Глава 14

На самом деле у товарища Мао особых претензий к Индии не было, просто он не очень хотел, чтобы какая-то помощь от СССР шла не в Китай. Но огромной кучи оружия, причем не самого нового, ему особо не требовалось, так что переговоры, которые Таня провела по просьбе Сталина с Мао Аньином, прошли довольно успешно и поток разных грузов «незаметно от супостата» пошел через юго-восточные порты Китая. Отец Аньина здраво рассудил, что раз Советскому Союзу этот маршрут так важен, то он и с мостом через Янцзы существенно поможет. Хотя насчет помощи у него было слегка превратное мнение, причем превратное в части потребности в таковой.

На самом деле Китай после победы коммунистов в сорок седьмом году хотя и находился в состоянии послевоенной разрухи, общая инфраструктура в стране была довольно терпимой. Просто специалистов катастрофически не хватало, причем любых — и особенно паршиво было с инженерами. То есть инженеры китайские тоже имелись, но большинство из них просто напрочь отучились принимать самостоятельные решения. Для направленного в Китай Константина Сергеевича Силина самым удивительным стало то, что проект моста китайские инженеры подготовили весьма качественно, разве что по мелочи местами пришлось его подправить — причем больше в сторону удешевления самого строительства, нежели из-за инженерных просчетов. Но вот руководить стройкой ни один из проектантов не пожелал… хотя, возможно, опасаясь весьма жестких репрессий со стороны товарища Мао при возникновении малейших проблем в процессе строительства. Но обсуждать эту тему с китайскими товарищами Константин Сергеевич благоразумно не стал…

Еще товарищ Силин удивился тому, что в Китае имелось все необходимое для строительства этого очень непростого моста: и сталь нужных марок, и прокат требуемых сортаментов, и все остальное, так что — согласно китайской официальной прессе — мост должен быть «полностью китайским до последней заклепки». Что, в принципе, реальности соответствовало — ну а то, что для руководства стройкой пришлось приглашать советских специалистов, большей частью объяснялось, как сообщил Константину Сергеевичу один из китайских инженеров, тем, что китайские рабочие «привыкли» безоговорочно выполнять распоряжения «белых господинов», а вот с китайскими товарищами они могли бесконечно спорить о том, как, например, правильнее заклепку в балку вколачивать.

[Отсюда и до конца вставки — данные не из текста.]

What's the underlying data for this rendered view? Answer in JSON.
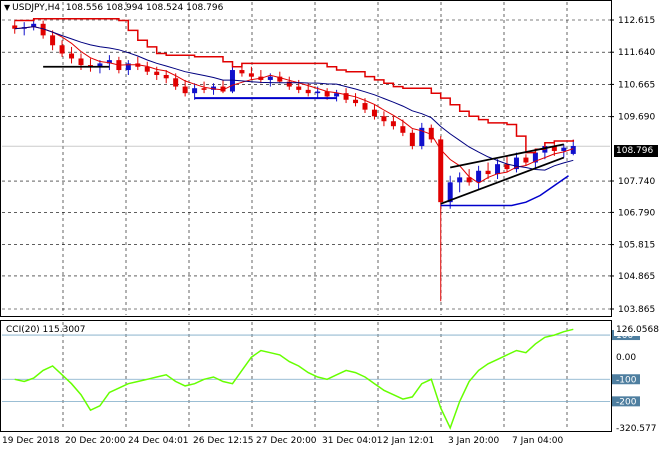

То есть не совсем бесконечно: стоило инженеру (китайскому) пожаловаться на такого рабочего наблюдающему за стройкой партийному руководителю, этот рабочий просто «исчезал» со стройки, и имелись сильные подозрения, что и с поверхности планеты он тоже пропадал. Поэтому китайские инженеры в спорных моментах предпочитали звать советских товарищей: в конце концов у рабочего ведь наверняка где-то семья была, а их оставлять без кормильца как-то… некомфортно. Но здесь речь шла именно о семье рабочего, самого его ни один инженер даже в малой степени жалеть не собирался…


Проблемы с перевозкой разных грузов в далекие края взволновали не одного Иосифа Виссарионовича, много других ответственных товарищей тоже задумались о том, что в случае чего перевезти что-то тяжелое достаточно далеко от своих границ будет очень непросто. И в умах соответствующих товарищей с большими погонами на плечах возникла идея разработки самолета, способного много разного тяжелого перевезти достаточно далеко. Выглядела идея заманчиво, но вот товарищ Мясищев заниматься разработкой такого самолета не захотел: у него других дел было достаточно. Товарищ Ильюшин захотел, но как-то вполсилы, поскольку тоже был занят весьма прилично. Товарищ Туполев за идею ухватился двумя руками — но у товарища Голованова появилась другая идея, и реализацию проекта возложили на Роберта Людвиговича Бартини, который самолет с требуемыми ВВС параметрами уже делал — но просто недоделал по причинам сугубо «политическим». Ну а так как основной такой «политической» причиной было закрытие работ по проекту с подачи Туполева, то Андрей Николаевич остался без заказа.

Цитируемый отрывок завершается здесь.